Opposition, société civile, leaders religieux et traditionnels se réunissent aujourd’hui pour étudier les modifications demandées par l’armée à leur projet de charte de la transition, selon le chef de l’opposition Zéphirin Diabré. Issouf Sanogo/AFP
Opposition, société civile, leaders religieux et traditionnels du Burkina Faso se réunissent aujourd'hui pour étudier les modifications demandées par l'armée à leur projet de charte de la transition, sorte de Constitution intérimaire, a indiqué hier le chef de l'opposition.
« Nous sommes maintenant en possession d'éléments qui nous permettent de nous retrouver (aujourd'hui) afin d'examiner les observations faites par les autorités militaires et de finaliser le document », a déclaré Zéphirin Diabré, le chef de l'opposition. Ces observations sont « recevables » car elles ne « remettent pas fondamentalement en cause les principaux paramètres de la transition », a-t-il remarqué.
Cette déclaration s'est faite à l'issue d'une rencontre avec les présidents du Sénégal et du Togo, Macky Sall et Faure Gnassingbé, venus hier à Ouagadougou au nom de la Cédéao, l'union économique ouest-africaine, pour faciliter la transition au Burkina Faso.
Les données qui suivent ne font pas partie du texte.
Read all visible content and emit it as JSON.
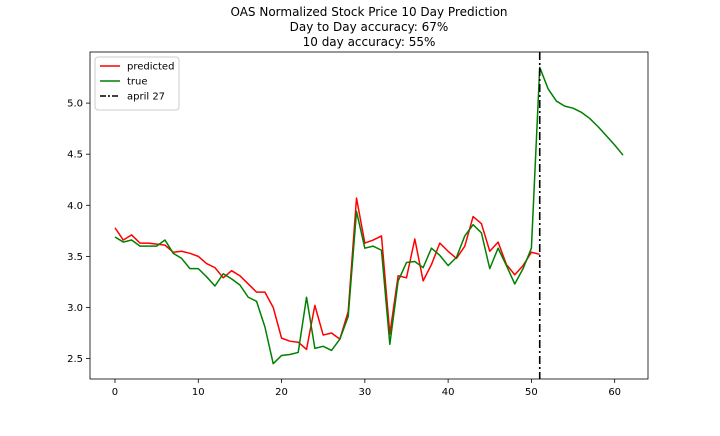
{
  "chart_data": {
    "type": "line",
    "title_lines": [
      "OAS Normalized Stock Price 10 Day Prediction",
      "Day to Day accuracy: 67%",
      "10 day accuracy: 55%"
    ],
    "xlabel": "",
    "ylabel": "",
    "xlim": [
      -3,
      64
    ],
    "ylim": [
      2.3,
      5.5
    ],
    "xticks": [
      0,
      10,
      20,
      30,
      40,
      50,
      60
    ],
    "xtick_labels": [
      "0",
      "10",
      "20",
      "30",
      "40",
      "50",
      "60"
    ],
    "yticks": [
      2.5,
      3.0,
      3.5,
      4.0,
      4.5,
      5.0
    ],
    "ytick_labels": [
      "2.5",
      "3.0",
      "3.5",
      "4.0",
      "4.5",
      "5.0"
    ],
    "grid": false,
    "legend_position": "top-left",
    "series": [
      {
        "name": "predicted",
        "color": "#ff0000",
        "style": "solid",
        "x": [
          0,
          1,
          2,
          3,
          4,
          5,
          6,
          7,
          8,
          9,
          10,
          11,
          12,
          13,
          14,
          15,
          16,
          17,
          18,
          19,
          20,
          21,
          22,
          23,
          24,
          25,
          26,
          27,
          28,
          29,
          30,
          31,
          32,
          33,
          34,
          35,
          36,
          37,
          38,
          39,
          40,
          41,
          42,
          43,
          44,
          45,
          46,
          47,
          48,
          49,
          50,
          51
        ],
        "values": [
          3.78,
          3.66,
          3.71,
          3.63,
          3.63,
          3.62,
          3.61,
          3.54,
          3.55,
          3.53,
          3.5,
          3.43,
          3.39,
          3.29,
          3.36,
          3.31,
          3.23,
          3.15,
          3.15,
          3.0,
          2.7,
          2.67,
          2.66,
          2.59,
          3.02,
          2.73,
          2.75,
          2.69,
          2.96,
          4.07,
          3.63,
          3.66,
          3.7,
          2.74,
          3.31,
          3.29,
          3.67,
          3.26,
          3.42,
          3.63,
          3.55,
          3.48,
          3.6,
          3.89,
          3.82,
          3.55,
          3.64,
          3.42,
          3.32,
          3.41,
          3.54,
          3.52
        ]
      },
      {
        "name": "true",
        "color": "#008000",
        "style": "solid",
        "x": [
          0,
          1,
          2,
          3,
          4,
          5,
          6,
          7,
          8,
          9,
          10,
          11,
          12,
          13,
          14,
          15,
          16,
          17,
          18,
          19,
          20,
          21,
          22,
          23,
          24,
          25,
          26,
          27,
          28,
          29,
          30,
          31,
          32,
          33,
          34,
          35,
          36,
          37,
          38,
          39,
          40,
          41,
          42,
          43,
          44,
          45,
          46,
          47,
          48,
          49,
          50,
          51,
          52,
          53,
          54,
          55,
          56,
          57,
          58,
          59,
          60,
          61
        ],
        "values": [
          3.69,
          3.64,
          3.66,
          3.6,
          3.6,
          3.6,
          3.66,
          3.53,
          3.48,
          3.38,
          3.38,
          3.3,
          3.21,
          3.33,
          3.28,
          3.22,
          3.1,
          3.06,
          2.81,
          2.45,
          2.53,
          2.54,
          2.56,
          3.1,
          2.6,
          2.62,
          2.58,
          2.69,
          2.91,
          3.94,
          3.58,
          3.6,
          3.56,
          2.64,
          3.26,
          3.44,
          3.45,
          3.39,
          3.58,
          3.51,
          3.41,
          3.49,
          3.7,
          3.81,
          3.73,
          3.38,
          3.58,
          3.41,
          3.23,
          3.38,
          3.58,
          5.35,
          5.14,
          5.02,
          4.97,
          4.95,
          4.91,
          4.85,
          4.77,
          4.68,
          4.59,
          4.49
        ]
      },
      {
        "name": "april 27",
        "color": "#000000",
        "style": "dashdot",
        "vertical_x": 51
      }
    ]
  }
}
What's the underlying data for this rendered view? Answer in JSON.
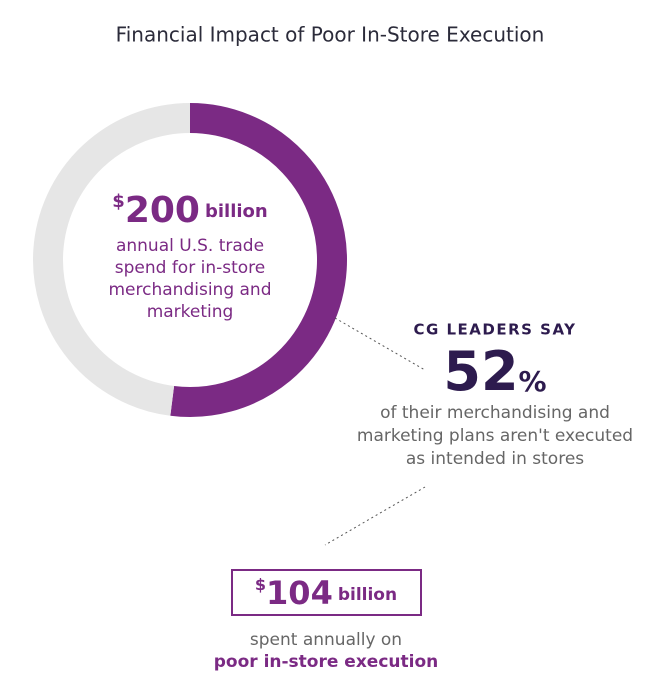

Les deux chefs d'État se sont d'abord entretenus avec l'actuel homme fort du pays, le lieutenant-colonel Isaac Zida, qui leur a fait part des « amendements » que l'armée souhaitait apporter à la « charte » reçue lundi des civils, a indiqué une source militaire. MM. Sall et Gnassingbé ont ensuite rencontré séparément l'opposition, la société civile et les autorités religieuses et traditionnelles pour leur expliquer les desiderata de l'armée, a constaté un journaliste de l'AFP. « Parmi nos propositions, on a demandé que le Conseil national de transition (l'organe législatif) soit présidé par un militaire et qu'il comprenne des militaires », a révélé un gradé burkinabè.
Dans leur projet de charte, les civils prévoient notamment un président civil, un gouvernement de 25 ministres et une Assemblée de transition de 90 députés. Seuls 10 sièges sont attribués aux militaires et 10 autres à l'ancienne majorité dans ce projet. À l'inverse, dans les propositions de l'armée, l'assemblée de transition comporte 60 membres, répartis équitablement entre l'opposition (15 sièges), la société civile (15), l'armée (15) et l'ancienne majorité (15).